WHEN the chief custodians of the democratic process — the ones elected to office via that very democratic process — show little regard for the constitutional and legal imperatives of their office, it is hardly surprising when other institutions of state intervene and order parliamentary leaders to do their job.

Since July 30, 2013, when Fakhruddin Ebrahim resigned from the post, the country has been without a permanent chief election commissioner.

To fill that post — occupied on an interim basis by now three successive justices of the Supreme Court — Prime Minister Nawaz Sharif and Leader of the Opposition in the National Assembly Khurshid Shah must agree on the names of three candidates, who must be drawn from the superior judiciary (serving or retired).

Thereafter, a special parliamentary committee must convene to select one of the three candidates as the next chief of the Election Commission of Pakistan. But that seemingly simple process has not yet taken place because it appears that neither the opposition nor the government is in a particular hurry to do so.

Quite why that is the case is one of those continuing mysteries that constitute the elected representatives’ cavalier attitude towards the very system that helps get them elected to public office.

It is though in every way unacceptable — and the Supreme Court is right to be vexed by the situation. For the Supreme Court, there are at least two problems the non-existence of a permanent ECP head has created.

One, a judge of the Supreme Court, usually the senior-most judge after the chief justice, is constitutionally required to be the acting commissioner — meaning that the Supreme Court is deprived of the full services of one judge.

It is also a cause of awkwardness for the court, given that electoral matters handled by the ECP are frequently litigated and reach the Supreme Court for adjudication.

Meanwhile, the Supreme Court is suffering from the perception in some quarters that in certain matters the court has not been as forceful in ensuring the executive adheres to the letter and spirit of the Constitution as the court was, say, two or three years ago. In particular, the court’s long, thus far in vain, struggle to get provincial governments to hold local government elections is a sore point — and something the appointment of a permanent ECP chief could go some way to resolve.

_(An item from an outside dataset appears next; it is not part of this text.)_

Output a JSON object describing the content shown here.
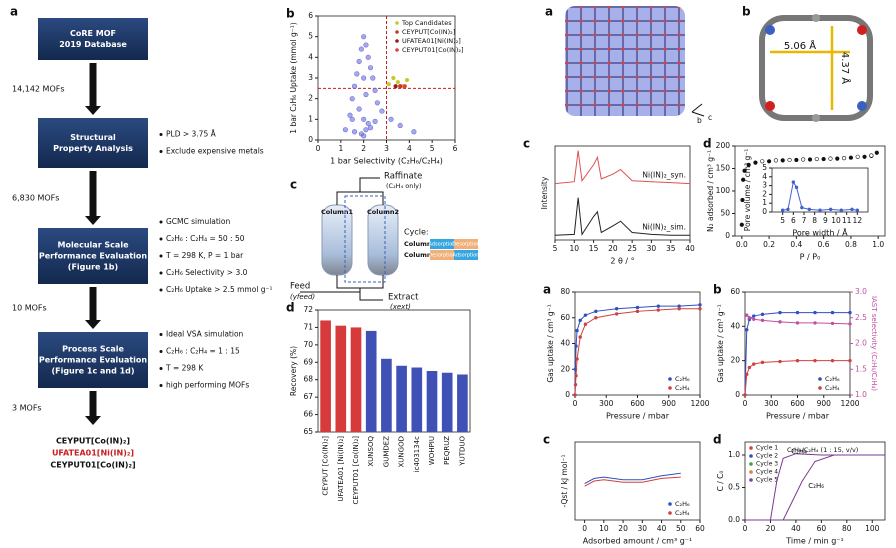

The government and the PPP, meanwhile, have resorted to the fig leaf of suggesting they want to finish the process of electoral reforms first — an excuse that would be more credible if either side showed any interest in getting the reforms process under way.

With the PTI seemingly determined to trigger via resignations a spate of by-elections, a permanent ECP head has become all the more important. Will parliament nominate one by Nov 13 or force the Supreme Court into the unpleasantness of withdrawing the acting commissioner?